The key to successful development is to build on what people already know. The movement from compost pits to piles is a classic example of local adaptation of a technology to better meet labor and material constraints. Pile composting is also more closely akin to a traditional practice. In Thiawène, the women recognized the superiority of their pile compost over the family sentaare compost—millet fertilized with the former was a darker shade of green. But they each only had produced two to three cartloads of it, as opposed to 10 to 12 cartloads from the sentaare. With a just a little more attention—by turning it more often—the sentaare could produce compost as rich as that produced in the piles.

Championing manurial rights

"Can anything be done at this late hour by way of reform? Can Mother Nature secure even a partial restitution of her manurial rights?”
Can anything be done at this late hour by way of reform? Can Mother Nature secure even a partial restitution of her manurial rights?” Sir Albert’s pleas, while a wee melodramatic, are pertinent to the case of Senegal’s Peanut Basin nevertheless. As fallows get shorter and disappear altogether, the sandy soils are in dire need of organic matter if they are to continue to be productive.

When I asked farmers in Thiawène if the soil had become less fertile in the last five years, they surprised me with their response. “Déédéét, léégi suuf si moo gënë naat. No, now the soil is more fertile.” They explained that with the increased application of organic matter over the last few years as prescribed by Rodale’s workers in the field, less of the precious topsoil is lost to the wind and rain, and yields are getting better.

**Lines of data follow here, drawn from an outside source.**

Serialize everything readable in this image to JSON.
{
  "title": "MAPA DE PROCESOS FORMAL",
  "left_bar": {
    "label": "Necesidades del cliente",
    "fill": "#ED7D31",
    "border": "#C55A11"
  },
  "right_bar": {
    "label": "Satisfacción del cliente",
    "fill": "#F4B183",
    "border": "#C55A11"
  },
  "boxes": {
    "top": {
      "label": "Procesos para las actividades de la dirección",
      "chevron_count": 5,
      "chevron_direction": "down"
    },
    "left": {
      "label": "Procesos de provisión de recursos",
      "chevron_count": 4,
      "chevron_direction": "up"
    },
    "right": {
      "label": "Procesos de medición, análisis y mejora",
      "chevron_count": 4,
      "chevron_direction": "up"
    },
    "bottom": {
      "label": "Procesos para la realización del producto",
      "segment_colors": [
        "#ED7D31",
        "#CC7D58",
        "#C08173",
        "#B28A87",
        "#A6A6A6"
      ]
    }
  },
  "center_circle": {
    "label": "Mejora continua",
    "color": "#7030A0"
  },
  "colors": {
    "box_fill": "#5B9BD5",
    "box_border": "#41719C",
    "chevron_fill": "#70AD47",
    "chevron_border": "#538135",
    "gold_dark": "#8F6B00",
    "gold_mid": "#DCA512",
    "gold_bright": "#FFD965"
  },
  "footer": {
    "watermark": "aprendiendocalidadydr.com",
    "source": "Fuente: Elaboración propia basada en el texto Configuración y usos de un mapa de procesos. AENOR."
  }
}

Sir Albert was right: “If the easiest road is first taken, a great deal can be accomplished in a few years.” So turn those dunghills and keep those carts rolling!

Nathan McClintock made a lot of compost as a Peace Corps ag volunteer in Mali. He holds an M.S. in sustainable agriculture from North Carolina State University. He just returned from assisting a farmers’ group Nepal in its transition to organic. He will be starting a PhD in agroecological geography at Berkeley this fall.